Assignment: Formatting Files
Reformatting Files
One of the most common tasks that programmers will be asked to tackle is to take an existing file and either reformat it, fix a problem in it, or convert the values in it to another format. This assignment will give you the chance to do this for yourself and put together a number of concepts you've learned so far.
The U.S. Board on Geographic Names contains a very large database of the names of cities, streams, valleys, and other physical features on the earth. You've been asked to create a file that can be loaded into ArcGIS. The data in the columns of the table should contain values that are nicely readable so we can use them as symbology in ArcGIS. Download one of the files from their website (feel free to use California if desired) and produce a text file that has the following columns (in any order). You can filter the contents of the files to just output one feature class.
- Feature Name
- Feature Type
- Latitude in decimal degrees
- Longitude in decimal degrees
- Date in the original format
- Date in a nice human-readable format (i.e. 10th of October, 2011)
Download a file from the U.S. Board on Geographic Names web site and check the "delimiter" for text. Use this to "split" up the file into "tokens". Then, select the tokens you want to include in your output file. Write out the file based on the columns above.
The overall structure of a file of this complexity is important for readability. Your file should have the following sections:
- File Header
- Any "imports" that are needed
- Functions
- The main script
Remember to add a header for each function and other appropriate comments.
A Function to Convert Dates to Nice Human-Readable Forms
Create a Python script with a function that converts a US formatted date (MM/DD/YYYY) into a nice, human-readable, form like: 31st of October, 2011. Call the function with at least 3 dates and print them out to make sure it works. Put this function at just below the file header in your file before any other code that might call it.
Tip: A pre-defined list is an easy and fast method for finding the text string that matches a given month's name (i.e. matching "1" to January).
Turn In:
- The input file you used or, if the file is huge, the download location for the file.

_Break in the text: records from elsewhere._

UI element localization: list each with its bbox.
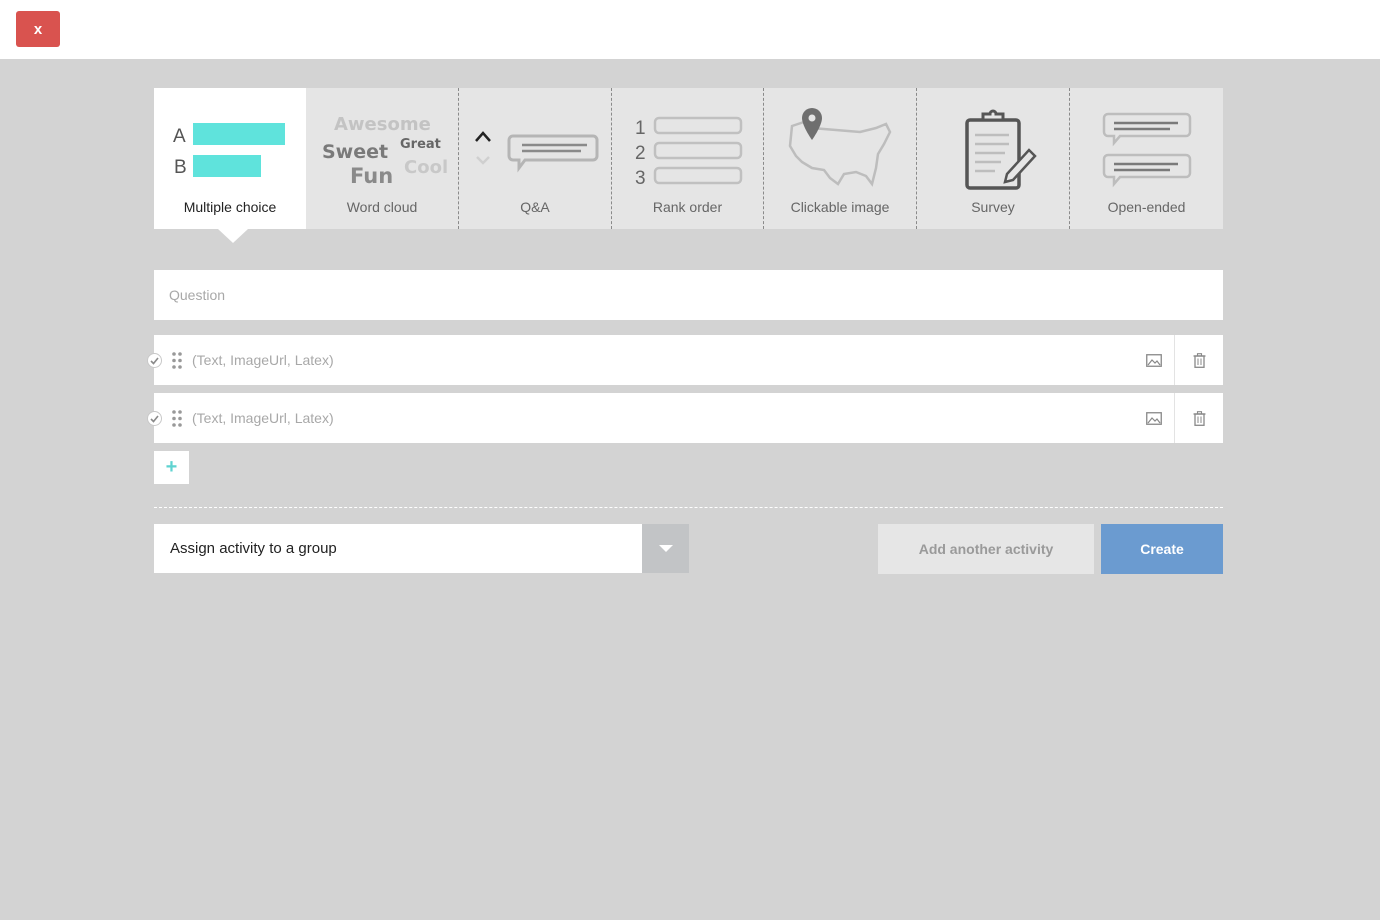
us-map-outline xyxy=(788,120,892,187)
word-cloud-icon: Awesome Sweet Best Great Fun Cool xyxy=(322,114,448,188)
check-icon xyxy=(150,356,159,365)
close-button[interactable]: x xyxy=(16,11,60,47)
tab-word-cloud[interactable]: Awesome Sweet Best Great Fun Cool Word c… xyxy=(306,88,459,229)
answer-row xyxy=(147,335,1223,385)
map-pin-icon xyxy=(788,108,892,187)
trash-icon xyxy=(1193,352,1205,368)
add-image-button[interactable] xyxy=(1134,335,1174,385)
tab-qa[interactable]: Q&A xyxy=(459,88,612,229)
drag-handle-icon[interactable] xyxy=(172,410,182,427)
delete-answer-button[interactable] xyxy=(1174,335,1223,385)
section-divider xyxy=(154,507,1223,508)
check-icon xyxy=(150,414,159,423)
assign-group-dropdown[interactable]: Assign activity to a group xyxy=(154,524,689,573)
tab-label: Rank order xyxy=(652,199,723,215)
mark-correct-checkbox[interactable] xyxy=(147,353,162,368)
activity-type-selector: A B Multiple choice Awesome Sweet Best G… xyxy=(154,88,1223,243)
dropdown-toggle[interactable] xyxy=(642,524,689,573)
word-cool: Cool xyxy=(404,157,448,178)
tab-multiple-choice[interactable]: A B Multiple choice xyxy=(154,88,306,243)
clipboard-icon xyxy=(965,109,1037,190)
word-awesome: Awesome xyxy=(334,114,431,135)
answer-input[interactable] xyxy=(192,393,1122,443)
top-bar: x xyxy=(0,0,1380,59)
tab-clickable-image[interactable]: Clickable image xyxy=(764,88,917,229)
add-another-activity-button[interactable]: Add another activity xyxy=(878,524,1094,574)
assign-group-label: Assign activity to a group xyxy=(170,540,337,557)
drag-handle-icon[interactable] xyxy=(172,352,182,369)
image-icon xyxy=(1146,353,1162,367)
tab-label: Clickable image xyxy=(790,199,890,215)
tab-label: Open-ended xyxy=(1107,199,1186,215)
tab-label: Word cloud xyxy=(346,199,418,215)
tab-rank-order[interactable]: 1 2 3 Rank order xyxy=(612,88,764,229)
add-answer-button[interactable]: + xyxy=(154,451,189,484)
mark-correct-checkbox[interactable] xyxy=(147,411,162,426)
caret-down-icon xyxy=(658,544,673,552)
create-button[interactable]: Create xyxy=(1101,524,1223,574)
delete-answer-button[interactable] xyxy=(1174,393,1223,443)
option-a-letter: A xyxy=(173,126,186,147)
rank-number-2: 2 xyxy=(635,143,646,164)
qa-icon xyxy=(475,131,599,173)
tab-label: Survey xyxy=(971,199,1015,215)
answer-row xyxy=(147,393,1223,443)
multiple-choice-icon: A B xyxy=(173,123,285,178)
rank-number-3: 3 xyxy=(635,168,646,189)
tab-label: Multiple choice xyxy=(183,199,277,215)
rank-number-1: 1 xyxy=(635,118,646,139)
option-a-bar xyxy=(193,123,285,145)
upvote-chevron-icon xyxy=(475,131,491,142)
image-icon xyxy=(1146,411,1162,425)
trash-icon xyxy=(1193,410,1205,426)
option-b-letter: B xyxy=(174,157,187,178)
active-tab-pointer xyxy=(218,229,248,243)
answer-input[interactable] xyxy=(192,335,1122,385)
rank-order-icon: 1 2 3 xyxy=(635,116,743,189)
tab-survey[interactable]: Survey xyxy=(917,88,1070,229)
option-b-bar xyxy=(193,155,261,177)
tab-label: Q&A xyxy=(520,199,550,215)
tab-open-ended[interactable]: Open-ended xyxy=(1070,88,1223,229)
word-sweet: Sweet xyxy=(322,141,388,163)
speech-bubbles-icon xyxy=(1102,112,1192,188)
word-great: Great xyxy=(400,137,441,152)
add-image-button[interactable] xyxy=(1134,393,1174,443)
question-input[interactable] xyxy=(154,270,1223,320)
word-fun: Fun xyxy=(350,164,393,188)
downvote-chevron-icon xyxy=(476,156,490,165)
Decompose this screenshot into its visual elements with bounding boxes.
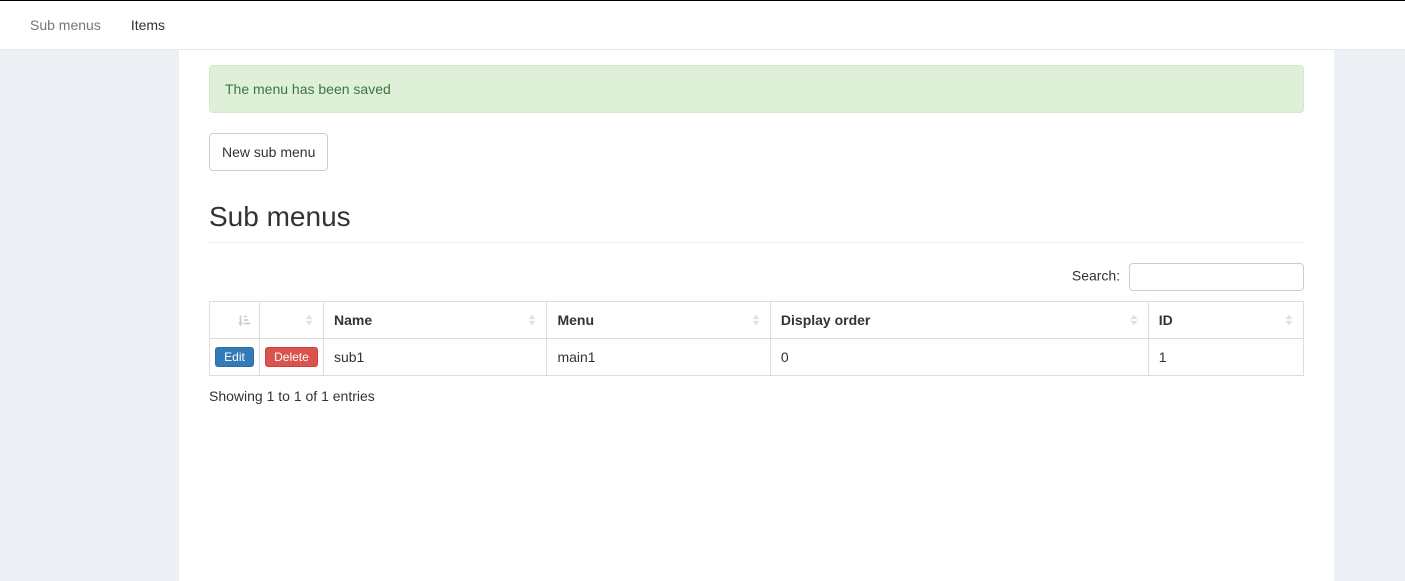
cell-name: sub1 xyxy=(323,339,546,376)
col-header-id[interactable]: ID xyxy=(1148,302,1303,339)
delete-button[interactable]: Delete xyxy=(265,347,318,367)
cell-id: 1 xyxy=(1148,339,1303,376)
sort-icon xyxy=(1128,313,1140,327)
alert-success: The menu has been saved xyxy=(209,65,1304,113)
sort-icon xyxy=(750,313,762,327)
main-panel: The menu has been saved New sub menu Sub… xyxy=(179,50,1334,581)
search-wrap: Search: xyxy=(209,263,1304,291)
cell-delete: Delete xyxy=(259,339,323,376)
search-input[interactable] xyxy=(1129,263,1304,291)
alert-message: The menu has been saved xyxy=(225,81,391,97)
sort-asc-icon xyxy=(237,313,251,327)
col-header-display-order-label: Display order xyxy=(781,312,870,328)
edit-button[interactable]: Edit xyxy=(215,347,254,367)
cell-menu: main1 xyxy=(547,339,770,376)
top-nav: Sub menus Items xyxy=(0,0,1405,50)
col-header-name[interactable]: Name xyxy=(323,302,546,339)
table-header-row: Name Menu Display order xyxy=(210,302,1304,339)
sidebar-spacer xyxy=(0,50,179,581)
table-info: Showing 1 to 1 of 1 entries xyxy=(209,388,1304,404)
page-title: Sub menus xyxy=(209,201,1304,243)
col-header-edit[interactable] xyxy=(210,302,260,339)
col-header-menu-label: Menu xyxy=(557,312,594,328)
content-wrapper: The menu has been saved New sub menu Sub… xyxy=(0,50,1405,581)
sort-icon xyxy=(303,313,315,327)
col-header-id-label: ID xyxy=(1159,312,1173,328)
col-header-delete[interactable] xyxy=(259,302,323,339)
nav-tab-items[interactable]: Items xyxy=(116,2,180,48)
col-header-name-label: Name xyxy=(334,312,372,328)
sort-icon xyxy=(526,313,538,327)
new-sub-menu-button[interactable]: New sub menu xyxy=(209,133,328,171)
col-header-display-order[interactable]: Display order xyxy=(770,302,1148,339)
sort-icon xyxy=(1283,313,1295,327)
nav-tab-sub-menus[interactable]: Sub menus xyxy=(15,2,116,48)
search-label: Search: xyxy=(1072,268,1120,284)
sub-menus-table: Name Menu Display order xyxy=(209,301,1304,376)
col-header-menu[interactable]: Menu xyxy=(547,302,770,339)
table-row: Edit Delete sub1 main1 0 1 xyxy=(210,339,1304,376)
cell-display-order: 0 xyxy=(770,339,1148,376)
cell-edit: Edit xyxy=(210,339,260,376)
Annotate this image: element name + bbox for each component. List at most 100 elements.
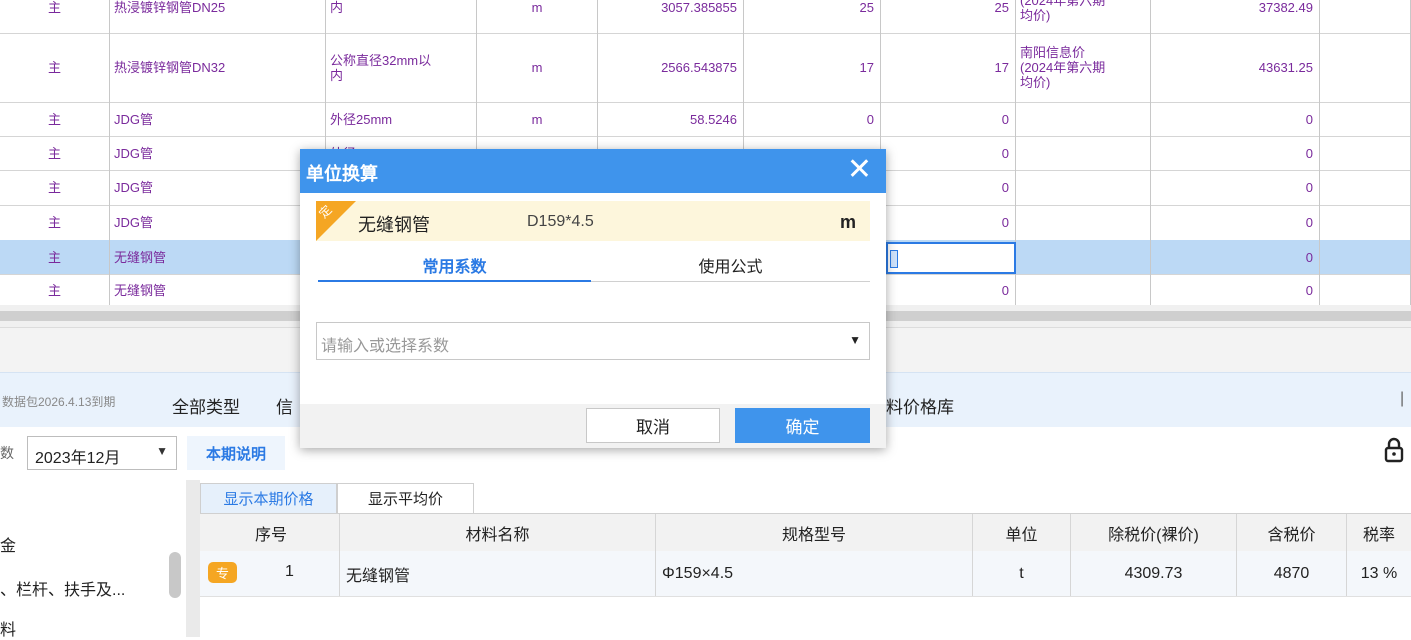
- cell-type[interactable]: 主: [0, 102, 110, 136]
- cell-source[interactable]: [1016, 170, 1151, 205]
- cell-amount[interactable]: 43631.25: [1151, 33, 1320, 102]
- cell-text: 热浸镀锌钢管DN25: [114, 0, 226, 15]
- cell-type[interactable]: 主: [0, 170, 110, 205]
- cell-c5[interactable]: 25: [744, 0, 881, 33]
- cancel-button[interactable]: 取消: [586, 408, 720, 443]
- cell-text: 0: [1001, 215, 1009, 230]
- all-types-tab[interactable]: 全部类型: [172, 393, 240, 418]
- cell-amount[interactable]: 37382.49: [1151, 0, 1320, 33]
- col-spec[interactable]: 规格型号: [656, 514, 973, 551]
- cell-c6[interactable]: 0: [881, 274, 1016, 305]
- cell-qty[interactable]: 58.5246: [598, 102, 744, 136]
- cell-pad[interactable]: [1320, 136, 1411, 170]
- cell-pad[interactable]: [1320, 170, 1411, 205]
- cell-type[interactable]: 主: [0, 136, 110, 170]
- cell-name[interactable]: JDG管: [110, 170, 326, 205]
- cell-price-ex: 4309.73: [1071, 551, 1237, 596]
- table-row[interactable]: 主 热浸镀锌钢管DN32 公称直径32mm以 内 m 2566.543875 17 17 南阳…: [0, 33, 1411, 103]
- cell-unit[interactable]: m: [477, 102, 598, 136]
- confirm-button[interactable]: 确定: [735, 408, 870, 443]
- cell-c6[interactable]: 0: [881, 205, 1016, 240]
- cell-pad[interactable]: [1320, 205, 1411, 240]
- cell-spec[interactable]: 外径25mm: [326, 102, 477, 136]
- cell-source[interactable]: (2024年第六期 均价): [1016, 0, 1151, 33]
- cell-name[interactable]: JDG管: [110, 102, 326, 136]
- pane-divider[interactable]: [186, 480, 200, 637]
- cell-c6[interactable]: 0: [881, 136, 1016, 170]
- cell-name[interactable]: 无缝钢管: [110, 240, 326, 274]
- col-unit[interactable]: 单位: [973, 514, 1071, 551]
- cell-source[interactable]: [1016, 274, 1151, 305]
- table-row[interactable]: 主 热浸镀锌钢管DN25 内 m 3057.385855 25 25 (2024年第六期 均价…: [0, 0, 1411, 34]
- coefficient-combobox[interactable]: 请输入或选择系数 ▼: [316, 322, 870, 360]
- cell-c5[interactable]: 0: [744, 102, 881, 136]
- col-name[interactable]: 材料名称: [340, 514, 656, 551]
- col-price-inc[interactable]: 含税价: [1237, 514, 1347, 551]
- cell-text: 0: [1305, 145, 1313, 161]
- cell-type[interactable]: 主: [0, 205, 110, 240]
- cell-pad[interactable]: [1320, 102, 1411, 136]
- cell-source[interactable]: [1016, 136, 1151, 170]
- tree-item[interactable]: 、栏杆、扶手及...: [0, 576, 125, 600]
- cell-pad[interactable]: [1320, 274, 1411, 305]
- tree-item[interactable]: 金: [0, 532, 16, 556]
- cell-spec[interactable]: 内: [326, 0, 477, 33]
- cell-name[interactable]: 无缝钢管: [110, 274, 326, 305]
- cell-name[interactable]: 热浸镀锌钢管DN25: [110, 0, 326, 33]
- col-tax[interactable]: 税率: [1347, 514, 1411, 551]
- table-row[interactable]: 主 JDG管 外径25mm m 58.5246 0 0 0: [0, 102, 1411, 137]
- cell-pad[interactable]: [1320, 240, 1411, 274]
- cell-name[interactable]: JDG管: [110, 205, 326, 240]
- period-select[interactable]: 2023年12月 ▼: [27, 436, 177, 470]
- cell-c6[interactable]: 0: [881, 102, 1016, 136]
- cell-unit[interactable]: m: [477, 0, 598, 33]
- cell-amount[interactable]: 0: [1151, 102, 1320, 136]
- tab-use-formula[interactable]: 使用公式: [594, 249, 867, 280]
- table-row[interactable]: 专 1 无缝钢管 Φ159×4.5 t 4309.73 4870 13 %: [200, 551, 1411, 597]
- cell-text: 0: [1001, 145, 1009, 161]
- cell-type[interactable]: 主: [0, 33, 110, 102]
- cell-source[interactable]: [1016, 240, 1151, 274]
- lock-icon[interactable]: [1383, 437, 1405, 469]
- cell-qty[interactable]: 2566.543875: [598, 33, 744, 102]
- cell-amount[interactable]: 0: [1151, 274, 1320, 305]
- dialog-titlebar[interactable]: 单位换算 ✕: [300, 149, 886, 193]
- tree-item[interactable]: 料: [0, 616, 16, 640]
- cell-source[interactable]: [1016, 205, 1151, 240]
- editing-cell[interactable]: [886, 242, 1016, 274]
- cell-amount[interactable]: 0: [1151, 136, 1320, 170]
- cell-c5[interactable]: 17: [744, 33, 881, 102]
- tab-common-coefficient[interactable]: 常用系数: [318, 249, 591, 282]
- coefficient-placeholder: 请输入或选择系数: [321, 338, 450, 355]
- info-price-tab[interactable]: 信: [276, 393, 293, 418]
- tree-scrollbar[interactable]: [169, 552, 181, 598]
- cell-qty[interactable]: 3057.385855: [598, 0, 744, 33]
- cell-name[interactable]: 热浸镀锌钢管DN32: [110, 33, 326, 102]
- unit-conversion-dialog: 单位换算 ✕ 定 无缝钢管 D159*4.5 m 常用系数 使用公式 请输入或选…: [300, 149, 886, 448]
- cell-c6[interactable]: 17: [881, 33, 1016, 102]
- cell-text: 主: [47, 111, 61, 127]
- period-note-button[interactable]: 本期说明: [187, 436, 285, 470]
- cell-unit[interactable]: m: [477, 33, 598, 102]
- cell-c6[interactable]: 25: [881, 0, 1016, 33]
- cell-amount[interactable]: 0: [1151, 240, 1320, 274]
- cell-amount[interactable]: 0: [1151, 170, 1320, 205]
- cell-type[interactable]: 主: [0, 240, 110, 274]
- tab-current-price[interactable]: 显示本期价格: [200, 483, 337, 513]
- cell-name[interactable]: JDG管: [110, 136, 326, 170]
- col-price-ex[interactable]: 除税价(裸价): [1071, 514, 1237, 551]
- price-library-tab[interactable]: 料价格库: [886, 393, 954, 418]
- cell-type[interactable]: 主: [0, 274, 110, 305]
- cell-spec[interactable]: 公称直径32mm以 内: [326, 33, 477, 102]
- cell-c6[interactable]: 0: [881, 170, 1016, 205]
- cell-type[interactable]: 主: [0, 0, 110, 33]
- close-icon[interactable]: ✕: [847, 153, 872, 187]
- caret-down-icon[interactable]: ▼: [849, 333, 861, 347]
- tab-average-price[interactable]: 显示平均价: [337, 483, 474, 513]
- col-index[interactable]: 序号: [200, 514, 340, 551]
- cell-source[interactable]: 南阳信息价 (2024年第六期 均价): [1016, 33, 1151, 102]
- cell-pad[interactable]: [1320, 33, 1411, 102]
- cell-amount[interactable]: 0: [1151, 205, 1320, 240]
- cell-source[interactable]: [1016, 102, 1151, 136]
- cell-pad[interactable]: [1320, 0, 1411, 33]
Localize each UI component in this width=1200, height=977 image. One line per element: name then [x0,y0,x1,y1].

- The Python program you created to convert the file. The program should include:
- A function to convert a date string to a nice human-readable string
- The final output file. Please make sure you can load the file into ArcGIS. This is both important for grading and to make sure your file is usable. Remember that ArcGIS is very limited on what it will accept as a header for tabular data. Only used the underscore ("_") for punctuation and keep the column names to 10 characters or less.
Extra Credit:
Add the following attributes to the file:
- Latitude in degrees, minutes, and seconds (including the appropriate punctuate and hemisphere letter)
- Longitude in degrees, minutes, and seconds
Note: ArcGIS cannot display the degree symbol and is not happy with the double quote symbol either. What would be a good approach to format geographic coordinates as attributes?